Quintard received honorary doctorates from Columbia College (Doctor of Divinity, 1866) and Cambridge (Doctor of Laws, 1867).
Stewardship of The University of the South in Sewanee, Tennessee
Quintard quickly launched rebuilding efforts in his diocese, which had suffered much physical and emotional distress during the war. He also led efforts to ensure the post-war survival of the fledgling University of the South at Sewanee, Tennessee. As the school’s vice-chancellor (the institution’s chief executive position, despite the name) Quintard sponsored the establishment of a training school for the clergy there in 1866 and laid the cornerstone for St. Augustine’s Chapel in 1867. He traveled to the northern U.S. diocese to raise funds for the university and went to England three times with the same purpose, returning with large sums of money and many books for the school’s library.
Quintard Hall at the university was given by his brother George W. Quintard in 1900. Until 1908 it was the site of the grammar school, and from then until 1971 it was used by the Sewanee Military Academy.
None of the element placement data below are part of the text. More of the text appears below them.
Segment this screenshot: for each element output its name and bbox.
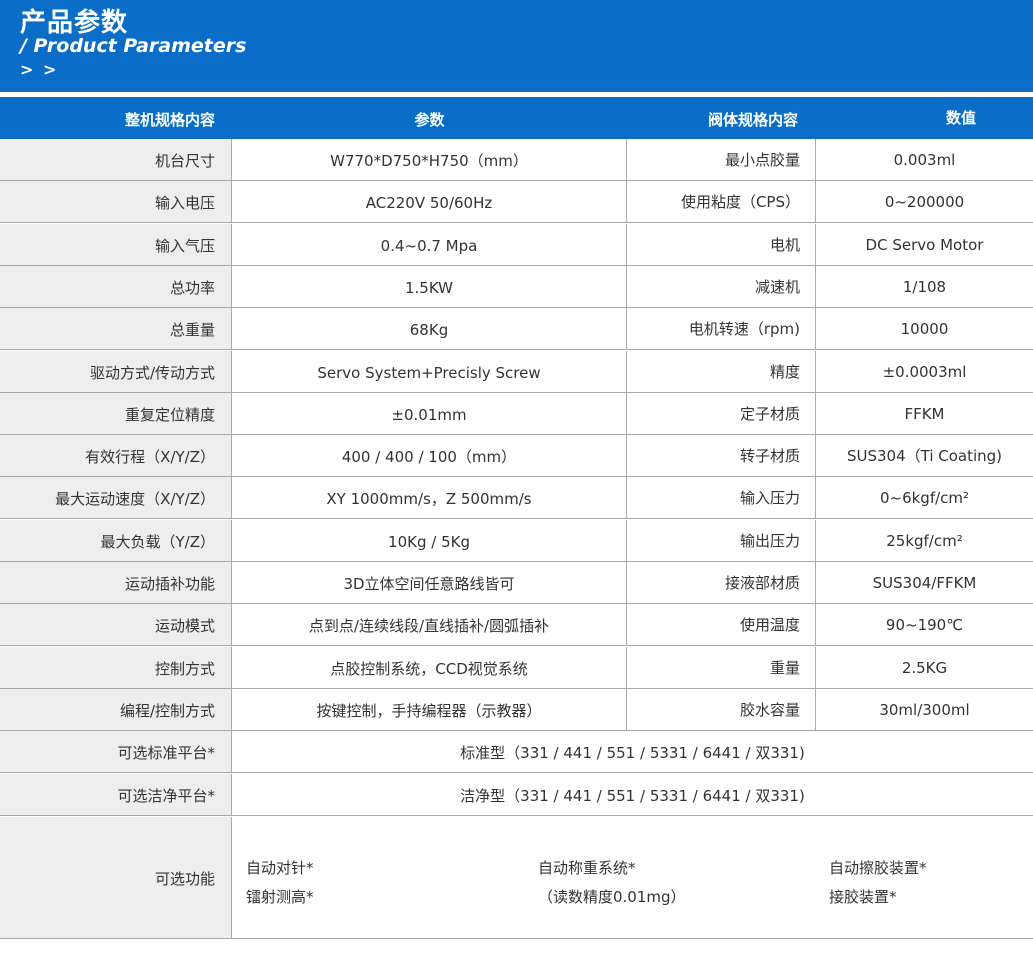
parameter-cell: 点胶控制系统，CCD视觉系统 <box>232 647 627 688</box>
valve-spec-cell: 接液部材质 <box>627 562 816 603</box>
function-item: （读数精度0.01mg） <box>538 888 686 906</box>
valve-spec-cell: 最小点胶量 <box>627 139 816 180</box>
table-row: 驱动方式/传动方式 Servo System+Precisly Screw 精度 ±0… <box>0 351 1033 393</box>
parameter-cell: 10Kg / 5Kg <box>232 520 627 561</box>
valve-spec-cell: 输出压力 <box>627 520 816 561</box>
value-cell: 25kgf/cm² <box>886 532 963 550</box>
machine-spec-cell: 机台尺寸 <box>0 139 232 180</box>
table-row: 总重量 68Kg 电机转速（rpm) 10000 <box>0 308 1033 350</box>
value-cell: ±0.0003ml <box>882 363 967 381</box>
table-row: 输入气压 0.4~0.7 Mpa 电机 DC Servo Motor <box>0 224 1033 266</box>
table-row: 可选洁净平台* 洁净型（331 / 441 / 551 / 5331 / 6441… <box>0 774 1033 816</box>
parameter-cell: 3D立体空间任意路线皆可 <box>232 562 627 603</box>
value-cell: 2.5KG <box>901 659 948 677</box>
machine-spec-cell: 总功率 <box>0 266 232 307</box>
valve-spec-cell: 精度 <box>627 351 816 392</box>
machine-spec-cell: 输入电压 <box>0 181 232 222</box>
parameter-cell: W770*D750*H750（mm） <box>232 139 627 180</box>
machine-spec-cell: 编程/控制方式 <box>0 689 232 730</box>
machine-spec-cell: 有效行程（X/Y/Z） <box>0 435 232 476</box>
table-row: 机台尺寸 W770*D750*H750（mm） 最小点胶量 0.003ml <box>0 139 1033 181</box>
machine-spec-cell: 重复定位精度 <box>0 393 232 434</box>
machine-spec-cell: 总重量 <box>0 308 232 349</box>
table-row: 控制方式 点胶控制系统，CCD视觉系统 重量 2.5KG <box>0 647 1033 689</box>
machine-spec-cell: 运动模式 <box>0 604 232 645</box>
valve-spec-cell: 减速机 <box>627 266 816 307</box>
table-row: 最大负载（Y/Z） 10Kg / 5Kg 输出压力 25kgf/cm² <box>0 520 1033 562</box>
parameter-cell: Servo System+Precisly Screw <box>232 351 627 392</box>
parameter-cell: ±0.01mm <box>232 393 627 434</box>
value-cell: 90~190℃ <box>885 616 964 634</box>
value-cell: 0.003ml <box>893 151 956 169</box>
valve-spec-cell: 使用粘度（CPS） <box>627 181 816 222</box>
machine-spec-cell: 运动插补功能 <box>0 562 232 603</box>
function-item: 自动擦胶装置* <box>829 859 927 877</box>
table-row: 重复定位精度 ±0.01mm 定子材质 FFKM <box>0 393 1033 435</box>
value-cell: 30ml/300ml <box>879 701 970 719</box>
value-cell: 0~200000 <box>884 193 965 211</box>
valve-spec-cell: 转子材质 <box>627 435 816 476</box>
valve-spec-cell: 重量 <box>627 647 816 688</box>
valve-spec-cell: 使用温度 <box>627 604 816 645</box>
parameter-cell: 按键控制，手持编程器（示教器） <box>232 689 627 730</box>
value-cell: DC Servo Motor <box>865 236 984 254</box>
machine-spec-cell: 控制方式 <box>0 647 232 688</box>
table-row: 可选标准平台* 标准型（331 / 441 / 551 / 5331 / 6441… <box>0 731 1033 773</box>
double-chevron-icon: > > <box>20 60 59 79</box>
table-row: 最大运动速度（X/Y/Z） XY 1000mm/s，Z 500mm/s 输入压力 0~… <box>0 477 1033 519</box>
parameter-cell: 0.4~0.7 Mpa <box>232 224 627 265</box>
platform-label-cell: 可选标准平台* <box>0 731 232 772</box>
value-cell: 10000 <box>900 320 949 338</box>
table-row: 有效行程（X/Y/Z） 400 / 400 / 100（mm） 转子材质 SUS304… <box>0 435 1033 477</box>
table-header: 整机规格内容 参数 阀体规格内容 数值 <box>0 97 1033 139</box>
function-item: 自动称重系统* <box>538 859 636 877</box>
machine-spec-cell: 最大运动速度（X/Y/Z） <box>0 477 232 518</box>
valve-spec-cell: 定子材质 <box>627 393 816 434</box>
title-english: / Product Parameters <box>20 35 247 57</box>
machine-spec-cell: 驱动方式/传动方式 <box>0 351 232 392</box>
platform-value-cell: 洁净型（331 / 441 / 551 / 5331 / 6441 / 双331… <box>460 787 805 805</box>
optional-functions-row: 可选功能 自动对针* 镭射测高* 自动称重系统* （读数精度0.01mg） 自动… <box>0 817 1033 939</box>
platform-label-cell: 可选洁净平台* <box>0 774 232 815</box>
machine-spec-cell: 输入气压 <box>0 224 232 265</box>
header-parameter: 参数 <box>414 111 445 129</box>
table-row: 输入电压 AC220V 50/60Hz 使用粘度（CPS） 0~200000 <box>0 181 1033 223</box>
parameter-cell: XY 1000mm/s，Z 500mm/s <box>232 477 627 518</box>
title-chinese: 产品参数 <box>20 8 129 38</box>
table-row: 编程/控制方式 按键控制，手持编程器（示教器） 胶水容量 30ml/300ml <box>0 689 1033 731</box>
table-row: 总功率 1.5KW 减速机 1/108 <box>0 266 1033 308</box>
value-cell: FFKM <box>904 405 945 423</box>
value-cell: 0~6kgf/cm² <box>879 489 970 507</box>
platform-value-cell: 标准型（331 / 441 / 551 / 5331 / 6441 / 双331… <box>460 744 805 762</box>
valve-spec-cell: 输入压力 <box>627 477 816 518</box>
valve-spec-cell: 电机转速（rpm) <box>627 308 816 349</box>
value-cell: 1/108 <box>902 278 947 296</box>
function-item: 接胶装置* <box>829 888 897 906</box>
function-item: 自动对针* <box>246 859 314 877</box>
optional-functions-label: 可选功能 <box>0 817 232 938</box>
machine-spec-cell: 最大负载（Y/Z） <box>0 520 232 561</box>
value-cell: SUS304（Ti Coating) <box>846 447 1003 465</box>
parameter-cell: 1.5KW <box>232 266 627 307</box>
function-item: 镭射测高* <box>246 888 314 906</box>
parameter-cell: 68Kg <box>232 308 627 349</box>
value-cell: SUS304/FFKM <box>872 574 977 592</box>
table-row: 运动插补功能 3D立体空间任意路线皆可 接液部材质 SUS304/FFKM <box>0 562 1033 604</box>
valve-spec-cell: 电机 <box>627 224 816 265</box>
parameter-cell: 点到点/连续线段/直线插补/圆弧插补 <box>232 604 627 645</box>
table-row: 运动模式 点到点/连续线段/直线插补/圆弧插补 使用温度 90~190℃ <box>0 604 1033 646</box>
parameter-cell: AC220V 50/60Hz <box>232 181 627 222</box>
valve-spec-cell: 胶水容量 <box>627 689 816 730</box>
page-header: 产品参数 / Product Parameters > > <box>0 0 1033 92</box>
parameter-cell: 400 / 400 / 100（mm） <box>232 435 627 476</box>
header-value: 数值 <box>945 109 976 127</box>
It is now a co-ed residence hall for the university. The University of the South remains an Episcopal institution and is a nationally admired center of liberal education. The Sewanee Review (1892) is the oldest continuously published literary journal in the U.S., and the ideal of “Godliness and good learning” is alive and well in a very special place, Quintard consecrated with his prayers and deepest wishes.
Death and legacy
Quintard died in February 1898 in Meridian, Georgia, having traveled and stayed there in an effort to improve his health. Quintard is honored with a feast day on the liturgical calendar of the Episcopal Church in the United States of America on February 16.